The Occupy Wall Street protests kicked off an awakening to the disparity between incomes in the United States, calling attention to an economic abyss separating the wealthiest 1% from all other Americans. A new nonpartisan puts the income gap into the perspective of history.

Our country’s economic strength through the Twentieth Century has been characterized by the strength of the middle class. However, beginning in the decade of the eighties, the economic and fiscal policies of Ronald Reagan changed course to another philosophy of growth, one that put its emphasis on cutting private sector taxes and on taxpayers in the highest income ranges. The goal was for the impact of spending by these people to trickle down the economic ladder and benefit everybody.

The outcome of this policy could not have been worse.

The analysis released this week by the nonpartisan Congressional Budget Office (CBO) shows that, between 1979 and 2007, the real, after-tax incomes of the wealthiest 1% rose by 275%, while the 60% of the population in the middle economic strata saw their real after-tax incomes grow by not even 40% over almost three decades. These differences are in large part explained by technical innovations in the labor market and changes in the governance and structure of executive compensation.

Furthermore, the CBO showed that over these 30 years tax policies were being modified, becoming less progressive. The consequences of this era of redistribution of wealth to the high end of the economic ladder were to leave a diminished middle class, vulnerable under a heavy load of debt.

It is indeed the middle class consumers that moves the economy, but the greed of the financial sector left them hanging, with neither cash nor credit to keep on buying.

The CBO incomes analysis shows the impact of thirty years of this failed tax policy.
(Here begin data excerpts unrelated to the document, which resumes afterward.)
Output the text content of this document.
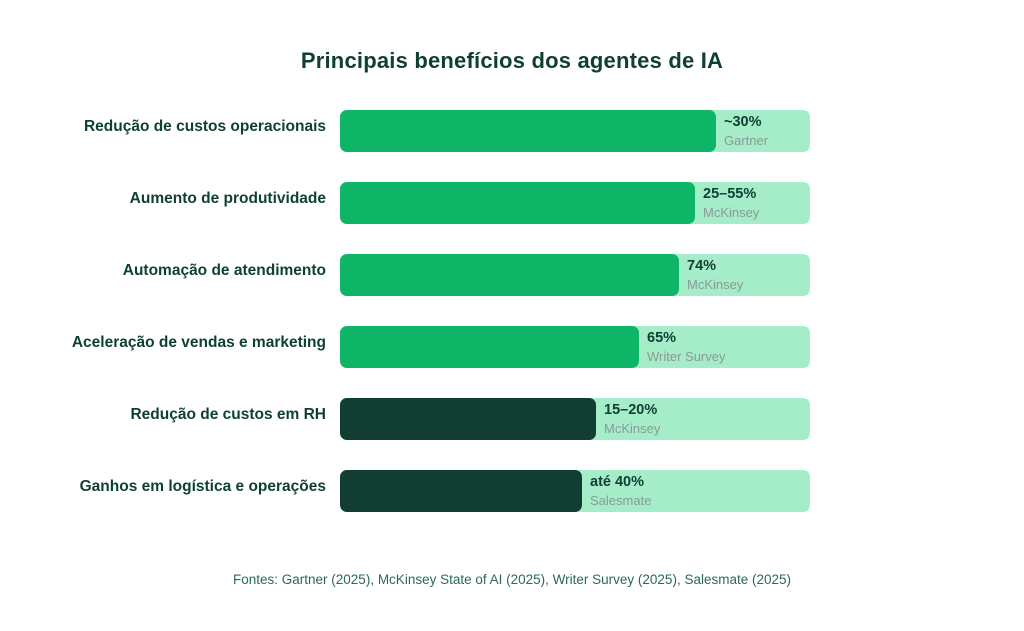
Principais benefícios dos agentes de IA
Redução de custos operacionais	~30%
Gartner
Aumento de produtividade	25–55%
McKinsey
Automação de atendimento	74%
McKinsey
Aceleração de vendas e marketing	65%
Writer Survey
Redução de custos em RH	15–20%
McKinsey
Ganhos em logística e operações	até 40%
Salesmate
Fontes: Gartner (2025), McKinsey State of AI (2025), Writer Survey (2025), Salesmate (2025)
It has failed to create a real demand and has also led to budget deficits.

In view of all this, it is a matter of concern that the House of Representatives shuts its eyes to these facts and keeps on pushing formulas that have never been able to produce the hoped-for results.

The Wall Street protests should be in Washington, because that is where the policies were established that led to such income inequality, setting records in the developed world. And worse yet, even more of the same is being promoted for the future.